Architecture
This section describes the internal design of molprint — how each component works and why it was built the way it was.
Crate map
molprint-core
mol/atom.rs — Element enum, Atom struct
mol/bond.rs — BondType enum
mol/graph.rs — MolGraph (petgraph UnGraph wrapper) + MolGraphExt trait
smiles/lexer.rs — tokenizer
smiles/parser.rs — token stream → MolGraph
ring.rs — SSSR via BFS-based Horton algorithm
arom.rs — aromaticity perception
smarts/ — SMARTS query language, VF2-style matching
ast.rs
lexer.rs
matcher.rs
molprint-fp
bitvec.rs — FingerprintBits (Vec<u64> bit vector)
traits.rs — Fingerprinter trait
morgan.rs — Morgan/ECFP iterative hashing
maccs.rs — MACCS-166 structural keys
molprint-search
metrics.rs — Tanimoto, Dice, Cosine
screen.rs — threshold_search, top_k_search (Rayon)
molprint-io
smiles_file.rs — streaming SMILES line reader
sdf.rs — streaming SDF V2000 parser (plain + gzip)
fps.rs — chemfp FPS read/write
molprint-cli
main.rs — clap CLI: fp + search subcommands
Data flow
For fingerprint computation:
SMILES/SDF file
→ molprint-io (SmilesFileReader / SdfReader)
→ parse_smiles → MolGraph
→ Fingerprinter::fingerprint → FingerprintBits
→ FpsWriter → .fps file
For similarity search:
.fps file → FpsReader → Vec<FingerprintBits>
query SMILES → parse_smiles → MolGraph → FingerprintBits
threshold_search / top_k_search (Rayon) → Vec<SearchHit>
Design principles
- Zero unsafe code in library crates — relying on petgraph and the standard library for all unsafe operations.

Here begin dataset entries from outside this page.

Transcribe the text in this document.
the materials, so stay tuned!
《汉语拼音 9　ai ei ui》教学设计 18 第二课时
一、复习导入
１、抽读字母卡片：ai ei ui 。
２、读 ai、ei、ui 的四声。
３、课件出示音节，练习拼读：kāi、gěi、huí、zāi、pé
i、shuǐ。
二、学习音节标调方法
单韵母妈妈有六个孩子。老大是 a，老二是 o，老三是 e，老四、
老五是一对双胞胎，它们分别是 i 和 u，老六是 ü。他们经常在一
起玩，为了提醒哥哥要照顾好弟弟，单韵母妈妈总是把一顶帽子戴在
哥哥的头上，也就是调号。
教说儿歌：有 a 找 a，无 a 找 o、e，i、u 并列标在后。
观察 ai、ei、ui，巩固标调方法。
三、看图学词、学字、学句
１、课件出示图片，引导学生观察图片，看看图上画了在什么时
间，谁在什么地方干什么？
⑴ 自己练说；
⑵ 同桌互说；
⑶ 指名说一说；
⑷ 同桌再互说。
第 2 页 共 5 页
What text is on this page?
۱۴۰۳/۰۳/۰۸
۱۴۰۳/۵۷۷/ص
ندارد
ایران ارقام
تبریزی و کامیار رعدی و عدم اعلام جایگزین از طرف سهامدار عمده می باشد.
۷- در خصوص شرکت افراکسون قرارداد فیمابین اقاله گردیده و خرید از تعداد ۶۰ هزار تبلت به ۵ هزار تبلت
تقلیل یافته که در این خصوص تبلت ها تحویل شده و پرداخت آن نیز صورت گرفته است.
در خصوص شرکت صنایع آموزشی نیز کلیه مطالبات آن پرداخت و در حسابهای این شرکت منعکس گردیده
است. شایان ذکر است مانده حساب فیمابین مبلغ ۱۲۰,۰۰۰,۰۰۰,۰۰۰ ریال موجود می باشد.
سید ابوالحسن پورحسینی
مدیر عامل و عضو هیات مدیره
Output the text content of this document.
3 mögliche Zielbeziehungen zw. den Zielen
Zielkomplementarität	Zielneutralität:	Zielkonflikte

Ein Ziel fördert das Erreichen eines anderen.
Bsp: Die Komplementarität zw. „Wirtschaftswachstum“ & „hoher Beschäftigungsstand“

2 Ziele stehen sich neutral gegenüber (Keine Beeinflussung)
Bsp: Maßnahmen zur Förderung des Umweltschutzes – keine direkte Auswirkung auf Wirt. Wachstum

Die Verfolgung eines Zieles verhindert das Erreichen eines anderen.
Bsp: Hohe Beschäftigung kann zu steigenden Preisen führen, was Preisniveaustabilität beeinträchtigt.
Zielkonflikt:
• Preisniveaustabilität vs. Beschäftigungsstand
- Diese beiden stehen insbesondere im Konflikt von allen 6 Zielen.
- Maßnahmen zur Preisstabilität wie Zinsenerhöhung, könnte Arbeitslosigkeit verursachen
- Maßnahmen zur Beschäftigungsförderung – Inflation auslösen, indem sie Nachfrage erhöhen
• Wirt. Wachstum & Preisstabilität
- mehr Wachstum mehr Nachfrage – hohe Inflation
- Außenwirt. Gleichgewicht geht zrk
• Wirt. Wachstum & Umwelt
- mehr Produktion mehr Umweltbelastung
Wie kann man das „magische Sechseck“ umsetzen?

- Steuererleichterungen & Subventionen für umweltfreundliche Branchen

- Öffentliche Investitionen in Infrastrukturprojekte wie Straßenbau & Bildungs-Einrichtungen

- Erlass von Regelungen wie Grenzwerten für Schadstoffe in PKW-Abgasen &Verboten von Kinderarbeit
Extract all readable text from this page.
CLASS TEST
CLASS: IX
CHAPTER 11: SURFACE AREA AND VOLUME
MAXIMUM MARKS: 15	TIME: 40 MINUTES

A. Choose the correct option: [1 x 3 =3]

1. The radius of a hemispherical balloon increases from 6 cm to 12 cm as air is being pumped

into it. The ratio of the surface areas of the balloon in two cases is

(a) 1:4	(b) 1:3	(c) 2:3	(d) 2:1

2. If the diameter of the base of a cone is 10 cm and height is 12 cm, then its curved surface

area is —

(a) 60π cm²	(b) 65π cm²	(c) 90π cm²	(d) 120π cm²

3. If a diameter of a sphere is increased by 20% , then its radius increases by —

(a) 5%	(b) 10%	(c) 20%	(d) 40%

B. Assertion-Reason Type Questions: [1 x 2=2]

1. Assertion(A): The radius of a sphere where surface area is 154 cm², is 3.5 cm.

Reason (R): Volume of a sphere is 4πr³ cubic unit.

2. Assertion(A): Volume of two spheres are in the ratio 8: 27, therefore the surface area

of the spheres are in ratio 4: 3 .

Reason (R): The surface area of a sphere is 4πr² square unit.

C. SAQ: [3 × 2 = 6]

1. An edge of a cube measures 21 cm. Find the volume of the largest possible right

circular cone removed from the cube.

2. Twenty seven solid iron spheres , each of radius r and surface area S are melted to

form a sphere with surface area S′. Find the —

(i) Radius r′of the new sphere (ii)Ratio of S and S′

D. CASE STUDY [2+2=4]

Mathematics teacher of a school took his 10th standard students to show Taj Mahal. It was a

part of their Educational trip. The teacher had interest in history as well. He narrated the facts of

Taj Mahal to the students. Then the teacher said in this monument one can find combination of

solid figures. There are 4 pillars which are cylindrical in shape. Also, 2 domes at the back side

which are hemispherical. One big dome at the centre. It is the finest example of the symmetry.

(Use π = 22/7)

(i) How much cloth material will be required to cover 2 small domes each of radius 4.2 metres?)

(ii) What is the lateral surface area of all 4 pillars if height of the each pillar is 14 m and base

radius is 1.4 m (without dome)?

- No unwrap in library code — all errors propagate through
Resultusingthiserror. - Deterministic fingerprints — hash functions use fixed seeds; no random state that varies between process launches.
- Separation of concerns — the molecular graph knows nothing about fingerprints; fingerprints know nothing about I/O.